Contours of the error and constraint functions:
Take a look at the graph below. βˆ (Beta hat) in all three graphs is the OLS solution. The constraint region is represented by a solid shape: the yellow square is for lasso, the blue circle is for ridge, and the beige rectangle with curved edges is for elastic net regression. The constraint region always needs to be smaller than or equal to the budget s.
The ellipses represent contours of the error. If the penalty is small (e.g. no penalty or λ=0), the constraint regions will include βˆ.
The ellipses that are centered around βˆ represent regions of constant RSS, and values on a single ellipse have the same value as RSS. As we move farther away from the OLS coefficient estimates, RSS increases.
Coefficient estimates for lasso, ridge and elastic net regressions are represented by red points where the ellipse touches the constraint region. When the constraint region is a square, the ellipse will touch it at an axis. In contrast, a constraint region that is a circle will typically not touch the ellipse at an axis (and none of the coefficients will be zero). Elastic net is a hybrid of lasso and ridge and its ellipses will not touch the constraint region at the axis but it may come very close.

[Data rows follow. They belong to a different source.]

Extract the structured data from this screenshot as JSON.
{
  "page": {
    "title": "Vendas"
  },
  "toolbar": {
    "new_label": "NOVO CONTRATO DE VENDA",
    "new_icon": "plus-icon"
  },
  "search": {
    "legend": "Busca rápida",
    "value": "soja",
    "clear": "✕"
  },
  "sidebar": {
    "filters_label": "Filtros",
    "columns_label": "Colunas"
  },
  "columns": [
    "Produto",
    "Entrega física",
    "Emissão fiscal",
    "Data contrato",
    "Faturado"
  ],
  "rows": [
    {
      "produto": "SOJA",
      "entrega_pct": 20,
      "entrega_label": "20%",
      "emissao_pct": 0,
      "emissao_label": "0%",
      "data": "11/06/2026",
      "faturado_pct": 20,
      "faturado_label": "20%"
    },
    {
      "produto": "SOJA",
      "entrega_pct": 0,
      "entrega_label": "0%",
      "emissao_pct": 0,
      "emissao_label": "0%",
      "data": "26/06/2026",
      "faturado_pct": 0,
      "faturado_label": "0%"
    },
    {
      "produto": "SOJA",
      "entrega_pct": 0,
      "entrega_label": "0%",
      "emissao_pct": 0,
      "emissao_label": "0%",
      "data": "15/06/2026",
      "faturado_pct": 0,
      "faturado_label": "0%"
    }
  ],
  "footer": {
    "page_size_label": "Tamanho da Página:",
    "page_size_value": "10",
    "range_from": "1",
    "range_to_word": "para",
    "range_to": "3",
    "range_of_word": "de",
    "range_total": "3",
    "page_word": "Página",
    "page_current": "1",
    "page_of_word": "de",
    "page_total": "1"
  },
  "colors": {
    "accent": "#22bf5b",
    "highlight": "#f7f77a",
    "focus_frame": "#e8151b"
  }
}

So then why not use one of the three models all the time? The accuracy of one model based on test data is not guaranteed to surpass the test accuracy of the other model. The shrinkage of three models differs greatly: In ridge regression, the coefficients are reduced by the same proportion, while in lasso regression, the coefficients are shrunken towards zero by a constant amount (λ/2). Any coefficient that is less than λ/2 is reduced to zero. Elastic net will be somewhere in between.